First of all, the Big Three – hospitals, physicians and drugs – gobble up more than 60 per cent of total spending, and they have since we started compiling national health data in Canada in 1975.

That is a sharp reminder that, despite all the talk about the importance of community care and the need for care to be delivered by multidisciplinary teams, we have a hospital-centric, physician-driven health system.

Clearly, Canadians also like their drugs, and that line item is so important and rapidly evolving that it merits its own report, "Drug Spending in Canada."

When you look at the numbers as if they were the budget for a large corporation, you also quickly realize that we grossly under-invest in research.

Successful health-care companies in the private sector spend about 20 per cent of revenue on R&D; by contrast, the 1.5 per cent the public system spends is laughable. It's no wonder there is so little innovation.

One of the numbers that most often surprises people is administration costs of 2.5 per cent. The catch there is that is only the cost of ministries of health and related bodies such as regional health authorities and local health-integration networks.

We don't actually know how much we spend on administration, because it is hidden in places like hospital spending.

Nor do we know the cost of labour – though it is estimated that labour is the single biggest expense, accounting for as much as 60 per cent of total spending.

That is not necessarily inappropriate; after all, health care should be a hands-on business. But we should certainly have a better idea of how much we spend on nurses, physician assistants, personal support workers, laboratory technologists and technicians and so on.

In fact, when you start poking around the edges of the data, you begin to realize that there is a whole lot we don't know.

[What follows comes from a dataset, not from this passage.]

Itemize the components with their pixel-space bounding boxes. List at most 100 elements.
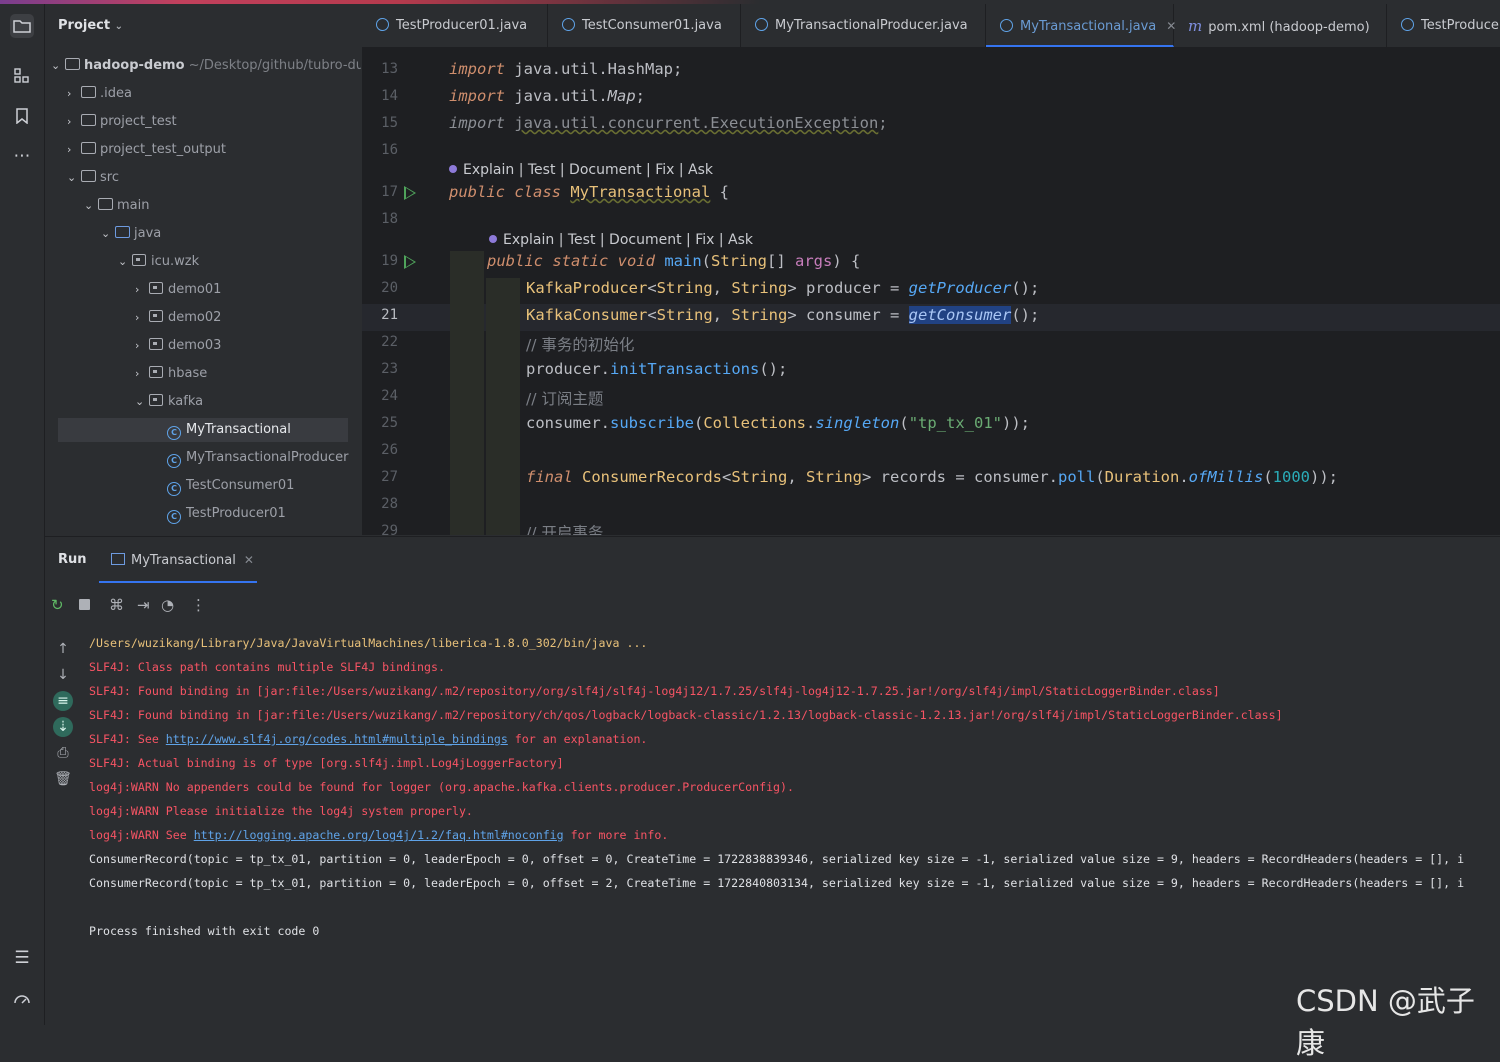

Consider, for example, that the federal government has identified two of its top priorities to be home care and mental-health care; in the health accords it signed with provinces, Ottawa pledged to invest an additional $11-billion for those two areas.

But how much do we spend on home care now? The best guesstimate is around $10-billion, but it doesn't have its own line item because home care funds are often channelled through institutions such as hospitals.

Similarly, how much do we spend on mental health? Again, those data are hidden (though not deliberately) in hospital and physician budgets.

CIHI does an excellent job of collecting data, and publishing them in a comprehensible, digestible manner.

Its "National Health Expenditures" report is a mainstay, and it's important to have comparable data from year to year.

But the health-spending pie can be cut in different ways, and doing so can give us important insight and perspective.

CIHI's political masters should be a little more inquisitive and imaginative, not contenting themselves with knowing how health dollars were spent, but using data to inform and drive reform.

As the saying goes: If you don't count it, it doesn't count.